Sloppy evidence and unethical state officials

Ross, a defense attorney and regular reader of Drug WarRant (nice to know!), tipped me off to this story in the Seattle Post-Intelligencer.
Arnold Melnikoff is being fired for sloppy work. For years he’s been working for the state of Washington, as a crime lab forensic scientist, doing tests that end up as evidence in trials, and often end up being the basis for lengthy prison sentences. An audit determined that he used improper procedures in his work — an audit that was called because several of his “convictions” ended up exonerated by other testing.

Ten of the 14 cases criticized in the audit as having “insufficient” data to identify substances could not be retested because law enforcement agencies had discarded the evidence, Logan said.

The audit described Melnikoff’s overall drug-analysis work as “sloppy” and “built around speed and shortcuts.”

In the previous five years, he’d handled 1,315 drug cases for almost 100 federal, county and municipal law enforcement agencies, according to State Patrol records.

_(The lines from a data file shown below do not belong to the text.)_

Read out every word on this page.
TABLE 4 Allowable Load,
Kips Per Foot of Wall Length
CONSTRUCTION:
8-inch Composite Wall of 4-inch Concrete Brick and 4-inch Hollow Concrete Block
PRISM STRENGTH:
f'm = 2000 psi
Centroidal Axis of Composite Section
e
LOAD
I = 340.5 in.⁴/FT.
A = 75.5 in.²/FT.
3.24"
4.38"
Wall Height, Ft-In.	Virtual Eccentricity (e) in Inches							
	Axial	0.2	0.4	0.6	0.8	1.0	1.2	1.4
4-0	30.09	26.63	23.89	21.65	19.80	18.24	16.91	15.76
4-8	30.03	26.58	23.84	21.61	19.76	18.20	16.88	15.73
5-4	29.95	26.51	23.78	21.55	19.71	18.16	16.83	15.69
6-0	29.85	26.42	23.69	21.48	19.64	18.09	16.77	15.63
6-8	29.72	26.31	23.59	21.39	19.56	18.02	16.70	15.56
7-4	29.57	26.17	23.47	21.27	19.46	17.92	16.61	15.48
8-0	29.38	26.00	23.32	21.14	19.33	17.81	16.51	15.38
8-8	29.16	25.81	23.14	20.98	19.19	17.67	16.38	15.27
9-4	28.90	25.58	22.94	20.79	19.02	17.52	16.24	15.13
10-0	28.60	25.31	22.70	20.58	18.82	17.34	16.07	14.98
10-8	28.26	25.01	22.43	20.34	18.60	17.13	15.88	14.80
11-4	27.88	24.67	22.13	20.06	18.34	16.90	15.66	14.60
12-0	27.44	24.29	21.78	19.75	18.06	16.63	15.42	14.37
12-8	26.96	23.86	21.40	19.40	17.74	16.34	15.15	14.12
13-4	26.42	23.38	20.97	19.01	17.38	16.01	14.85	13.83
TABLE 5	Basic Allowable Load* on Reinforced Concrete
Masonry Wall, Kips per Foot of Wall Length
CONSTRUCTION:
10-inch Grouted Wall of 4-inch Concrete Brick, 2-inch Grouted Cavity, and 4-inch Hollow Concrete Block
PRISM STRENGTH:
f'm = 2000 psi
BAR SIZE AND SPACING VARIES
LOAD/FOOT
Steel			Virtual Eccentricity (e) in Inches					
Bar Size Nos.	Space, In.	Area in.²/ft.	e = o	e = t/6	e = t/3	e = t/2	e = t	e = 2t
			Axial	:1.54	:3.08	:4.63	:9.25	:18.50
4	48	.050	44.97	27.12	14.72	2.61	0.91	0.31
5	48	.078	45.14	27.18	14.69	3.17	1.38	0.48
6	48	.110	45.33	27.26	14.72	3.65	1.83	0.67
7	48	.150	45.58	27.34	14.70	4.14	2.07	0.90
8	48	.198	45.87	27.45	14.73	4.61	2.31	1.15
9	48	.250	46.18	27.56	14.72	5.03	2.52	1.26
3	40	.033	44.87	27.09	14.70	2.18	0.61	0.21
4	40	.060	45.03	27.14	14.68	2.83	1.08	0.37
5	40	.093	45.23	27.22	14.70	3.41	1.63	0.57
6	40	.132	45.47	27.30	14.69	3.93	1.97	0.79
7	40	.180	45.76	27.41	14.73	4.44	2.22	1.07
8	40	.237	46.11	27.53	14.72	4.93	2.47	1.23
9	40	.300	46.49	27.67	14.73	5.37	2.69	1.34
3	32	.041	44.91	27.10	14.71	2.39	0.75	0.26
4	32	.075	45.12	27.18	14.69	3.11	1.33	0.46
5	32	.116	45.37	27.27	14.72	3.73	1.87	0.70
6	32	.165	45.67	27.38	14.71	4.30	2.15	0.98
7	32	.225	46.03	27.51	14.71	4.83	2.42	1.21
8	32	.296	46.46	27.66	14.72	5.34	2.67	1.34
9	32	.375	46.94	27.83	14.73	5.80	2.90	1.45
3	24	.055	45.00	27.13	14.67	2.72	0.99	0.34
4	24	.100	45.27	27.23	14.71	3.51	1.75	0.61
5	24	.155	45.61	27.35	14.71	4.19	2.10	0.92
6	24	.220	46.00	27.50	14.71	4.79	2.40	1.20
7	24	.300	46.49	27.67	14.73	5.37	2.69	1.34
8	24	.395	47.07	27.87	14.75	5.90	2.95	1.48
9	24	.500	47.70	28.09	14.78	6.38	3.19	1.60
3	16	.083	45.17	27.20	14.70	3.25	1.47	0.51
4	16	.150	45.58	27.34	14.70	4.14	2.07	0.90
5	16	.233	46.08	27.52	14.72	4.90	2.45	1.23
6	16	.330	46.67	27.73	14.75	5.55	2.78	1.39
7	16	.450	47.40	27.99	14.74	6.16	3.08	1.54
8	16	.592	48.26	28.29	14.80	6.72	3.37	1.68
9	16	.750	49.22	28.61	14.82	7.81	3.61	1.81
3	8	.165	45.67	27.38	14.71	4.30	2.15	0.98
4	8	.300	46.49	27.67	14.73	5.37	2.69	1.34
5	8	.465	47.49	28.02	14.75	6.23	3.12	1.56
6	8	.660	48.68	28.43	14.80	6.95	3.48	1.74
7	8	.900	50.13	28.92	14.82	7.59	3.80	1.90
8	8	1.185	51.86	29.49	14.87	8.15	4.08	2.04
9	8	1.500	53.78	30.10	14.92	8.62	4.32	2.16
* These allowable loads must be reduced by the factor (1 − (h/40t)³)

The kicker? The Seattle Post Intelligencer discovered that a year after the audit, state officials had not notified anyone about these flaws. Now, three days after their investigative report, the state is grudgingly releasing some of the information to some of the county prosecutors.

Defense attorneys also weighed in yesterday, saying it wasn’t up to crime lab officials to decide whether Melnikoff’s alleged mistakes warranted disclosure.

“That’s like asking the fox to watch the henhouse,” said Roger Hunko, president of the 750-member Washington Association of Criminal Defense Lawyers.